Tot verbazing van iemand uit
Amsterdam in mijn
Twitter-timeline, die zich afvroeg waarom men hier überhaupt ooit een
station
geopend heeft buiten de bebouwde kom, midden in de rimboe. Nou, dat zou
je
moeten vragen aan de spoorwegpioniers uit de 19e eeuw. Dit station
dateert uit
1844, het jaar dat de Rhijnspoorweg (Amsterdam – Utrecht – Arnhem –
Zevenaar)
tot dit punt was opgerukt. Het was de 2e spoorlijn in Nederland, na de
Oude Lijn.
En het is bepaald geen Klarenbeek,
dat echt midden in de
velden ligt. Hier kun je in de stationsomgeving pannenkoeken eten,
werken bij
bedrijven en cursussen volgen. Het eerste doe ik regelmatig, en het
laatste
deed ik een keer in… 2003 zal het geweest zijn. Joost mag weten waar
die cursus
over ging. Blijkbaar leverde hij geen inzichten op die mijn leven een
andere
wending hebben gegeven, anders had ik het wel onthouden.
Achterland heeft het station ook wel.
Zeist en Driebergen
hebben samen ruim 80.000 inwoners, die het station allen binnen
fietsafstand
hebben. Er zijn gloednieuwe fietsenstallingen op het plein onder het
perron en er
is aan de Driebergse zijde een grote parkeergarage met plek voor
honderden
auto’s. En de Q-linkbussen
op lijn 50 rijden af en aan. Ze gaan in de spits om
de 5 minuten en op zaterdag nog om de 10.
De N225, de verkeersader van de
Utrechtse Heuvelrug,
kruist het station sinds 2017 ongelijkvloers; einde van een beruchte
spoorwegovergang
en bottleneck.
Driebergen-Zeist 2.0 is verder een
mooi, aantrekkelijk
vormgegeven station, voor het oog, dat ook wat wil.
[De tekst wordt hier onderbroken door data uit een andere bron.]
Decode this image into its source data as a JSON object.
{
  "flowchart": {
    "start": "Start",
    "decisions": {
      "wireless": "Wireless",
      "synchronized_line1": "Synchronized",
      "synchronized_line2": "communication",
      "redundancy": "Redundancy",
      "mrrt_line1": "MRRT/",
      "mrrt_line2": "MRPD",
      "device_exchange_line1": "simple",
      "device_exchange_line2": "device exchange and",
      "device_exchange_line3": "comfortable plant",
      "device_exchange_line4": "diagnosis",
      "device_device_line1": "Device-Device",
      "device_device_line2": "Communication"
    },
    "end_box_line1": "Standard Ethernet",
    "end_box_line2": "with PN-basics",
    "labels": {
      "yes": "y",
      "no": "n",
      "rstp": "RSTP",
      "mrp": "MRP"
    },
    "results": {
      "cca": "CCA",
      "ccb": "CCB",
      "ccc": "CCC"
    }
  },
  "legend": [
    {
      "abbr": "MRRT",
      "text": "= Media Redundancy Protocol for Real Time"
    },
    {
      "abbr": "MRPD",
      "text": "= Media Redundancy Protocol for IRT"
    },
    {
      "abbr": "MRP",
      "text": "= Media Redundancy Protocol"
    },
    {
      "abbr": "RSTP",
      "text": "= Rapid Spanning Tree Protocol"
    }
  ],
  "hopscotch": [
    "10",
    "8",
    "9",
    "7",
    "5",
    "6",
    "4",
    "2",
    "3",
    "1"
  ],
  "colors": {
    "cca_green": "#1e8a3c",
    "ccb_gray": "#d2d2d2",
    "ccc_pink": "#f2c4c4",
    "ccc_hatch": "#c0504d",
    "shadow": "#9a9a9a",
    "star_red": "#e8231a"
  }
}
Een genot om hier
in of uit
de trein te stappen!
Beneden, onder de sporen staat nog
wat winkel- of kantoorruimte
te huur. De Stationshuiskamer is tegelijk met het station open gegaan.
Driebergen-Zeist had altijd al iets met koffie. In de jaren 50 was de
koffie
van dit station vermaard bij treinreizigers. De goudbruine
nectar uit Brazilië
werd in die tijden vanaf het perron via de coupéraampjes uitgevent. Ik
heb dat
als klein jongetje op stations als Utrecht CS nog wel zien gebeuren.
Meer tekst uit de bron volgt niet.